The adoration of the Magi painting is thought of as very progressive compared to other art works in Florentine, especially owing to the distinct differences between multiple groups like the praying shepherds, the dignified kings, and other participants. All figures are meant to direct their attention to Mary, acknowledging with a certain level of emotion, the divinity of the Christ Child (Marchetti and Panconesi 104). Compared to other paintings created in Florence that have a sense of expressing adoration, da Vinci chooses to create a mysterious background with an unfinished staircase and equestrian battles, which links the painting to the Augustinian convent of San Donato in Scopeto, which may have wanted to use the composition to relay its own scriptural understanding of the Adoration theme (Marchetti and Panconesi 105).

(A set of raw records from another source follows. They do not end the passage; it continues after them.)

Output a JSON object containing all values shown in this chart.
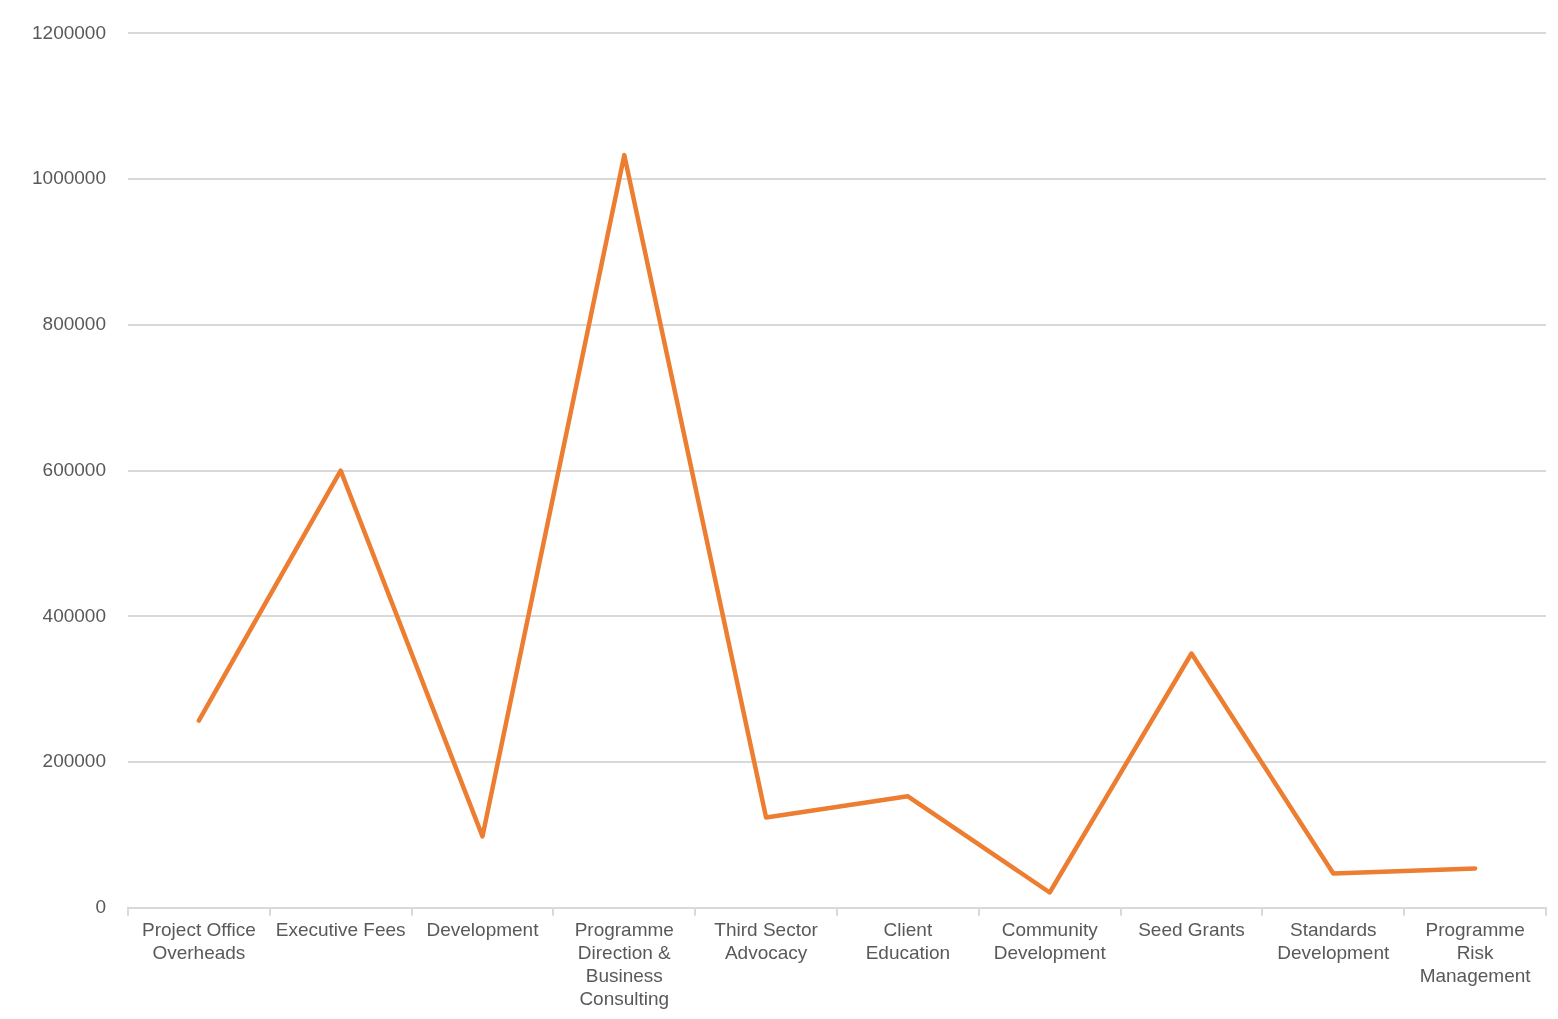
{
  "chart_data": {
    "type": "line",
    "categories": [
      "Project Office Overheads",
      "Executive Fees",
      "Development",
      "Programme Direction & Business Consulting",
      "Third Sector Advocacy",
      "Client Education",
      "Community Development",
      "Seed Grants",
      "Standards Development",
      "Programme Risk Management"
    ],
    "series": [
      {
        "color": "#ed7d31",
        "values": [
          257000,
          600000,
          98000,
          1033000,
          124000,
          153000,
          21000,
          349000,
          47000,
          54000
        ]
      }
    ],
    "ylim": [
      0,
      1200000
    ],
    "yticks": [
      0,
      200000,
      400000,
      600000,
      800000,
      1000000,
      1200000
    ],
    "grid": "y",
    "legend": false,
    "marker": "none",
    "line_style": "solid"
  }
}
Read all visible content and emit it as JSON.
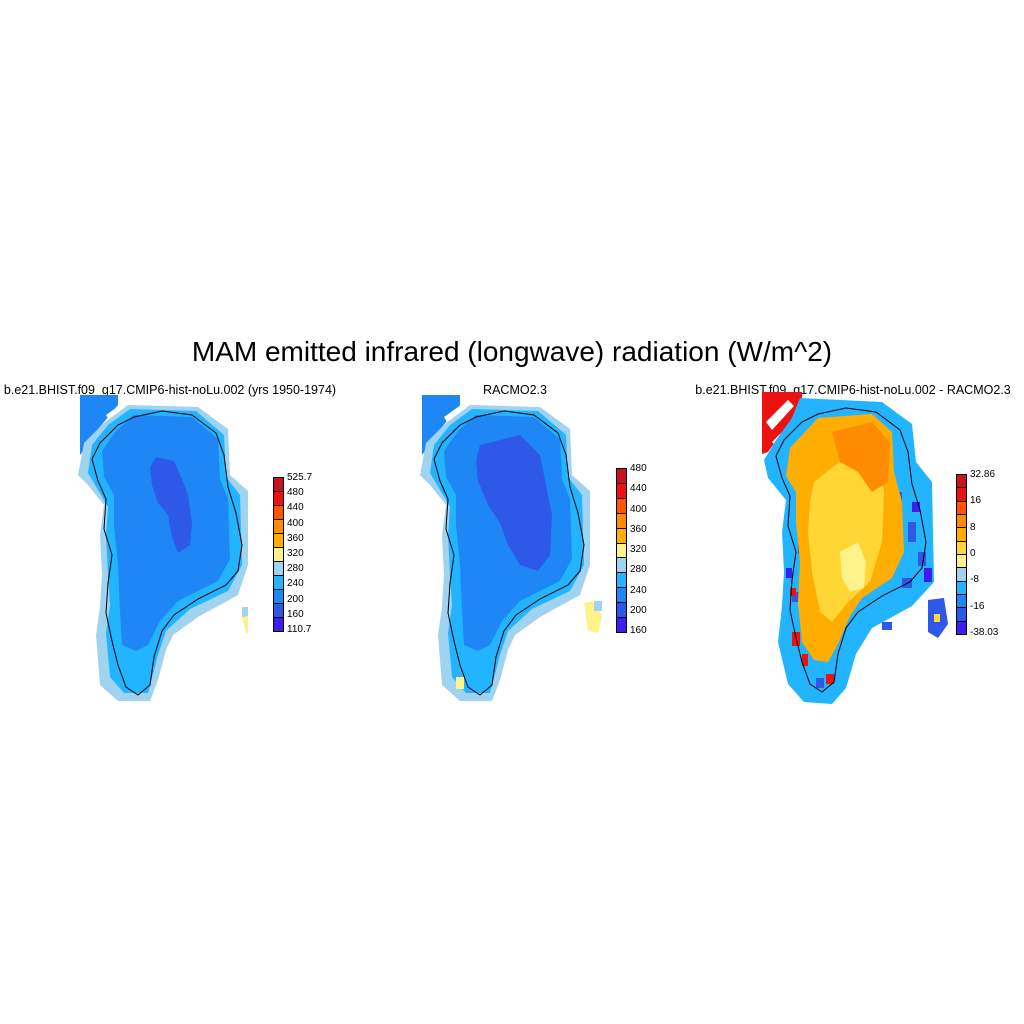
{
  "title": "MAM emitted infrared (longwave) radiation (W/m^2)",
  "panels": [
    {
      "title": "b.e21.BHIST.f09_g17.CMIP6-hist-noLu.002 (yrs 1950-1974)",
      "colorbar": {
        "labels": [
          "525.7",
          "480",
          "440",
          "400",
          "360",
          "320",
          "280",
          "240",
          "200",
          "160",
          "110.7"
        ],
        "colors": [
          "#c8141e",
          "#ee1111",
          "#ff5500",
          "#ff8c00",
          "#ffae00",
          "#fff28a",
          "#9fd3f0",
          "#22b4ff",
          "#1e87f5",
          "#2e58e8",
          "#3c1ef0"
        ]
      }
    },
    {
      "title": "RACMO2.3",
      "colorbar": {
        "labels": [
          "480",
          "440",
          "400",
          "360",
          "320",
          "280",
          "240",
          "200",
          "160"
        ],
        "colors": [
          "#c8141e",
          "#ee1111",
          "#ff5500",
          "#ff8c00",
          "#ffae00",
          "#fff28a",
          "#9fd3f0",
          "#22b4ff",
          "#1e87f5",
          "#2e58e8",
          "#3c1ef0"
        ]
      }
    },
    {
      "title": "b.e21.BHIST.f09_g17.CMIP6-hist-noLu.002 - RACMO2.3",
      "colorbar": {
        "labels": [
          "32.86",
          "16",
          "8",
          "0",
          "-8",
          "-16",
          "-38.03"
        ],
        "colors": [
          "#c8141e",
          "#ee1111",
          "#ff5500",
          "#ff8c00",
          "#ffae00",
          "#ffd633",
          "#fff28a",
          "#9fd3f0",
          "#22b4ff",
          "#1e87f5",
          "#2e58e8",
          "#3c1ef0"
        ]
      }
    }
  ]
}
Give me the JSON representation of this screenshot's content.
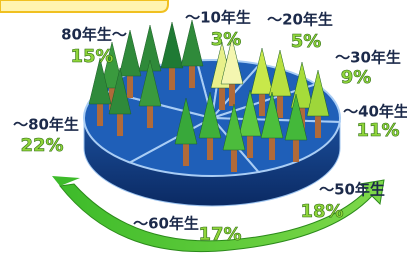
{
  "chart_data": {
    "type": "pie",
    "categories": [
      "～10年生",
      "～20年生",
      "～30年生",
      "～40年生",
      "～50年生",
      "～60年生",
      "～80年生",
      "80年生～"
    ],
    "values": [
      3,
      5,
      9,
      11,
      18,
      17,
      22,
      15
    ],
    "value_labels": [
      "3%",
      "5%",
      "9%",
      "11%",
      "18%",
      "17%",
      "22%",
      "15%"
    ],
    "color": "#1f5fb8"
  }
}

Leonardo da Vinci is considered a genius who transcended at a time of great discoveries. He died in 1519, though a few pieces of his works are still available for viewers who would like to experience his mastery of diverse disciplines including anatomy, music, engineering, and paintings. It is unlikely that his works can be fully and satisfactorily interpreted, especially his paintings, which are full of symbols, cryptograms, and references to mysteries about his life and home.
Some authors, for instance, claim that the Adoration of the Magi painting was finished, and was intended to relay that exact message. The renaissance was a time of beauty, but it was also associated with much violence, misery, and human suffering, which Leonardo managed to adequately, capture in his paintings and other art works (Marchetti and Panconesi 108).
Chou, Peter. Lady with an Ermine. 2003. Web.
Langley, Andrew. Leonardo da Vinci and the Renaissance. Philadelphia, Pa: Running Press, 2001. Print.
Marchetti, C and E. Panconesi. “Leonardo da Vinci: beauty or human suffering in the world. Notes on pathological cutaneous alterations in the ‘Adoration of the Magi’.” Joumal of the European Academy of DemlaloL VeMreol 8 (1997): 101-111. Print.
Saari, Peggy, Aaron Saari and Julie Carnagie. Renaissance & Reformation. Detroit: UXL, 2002. Print.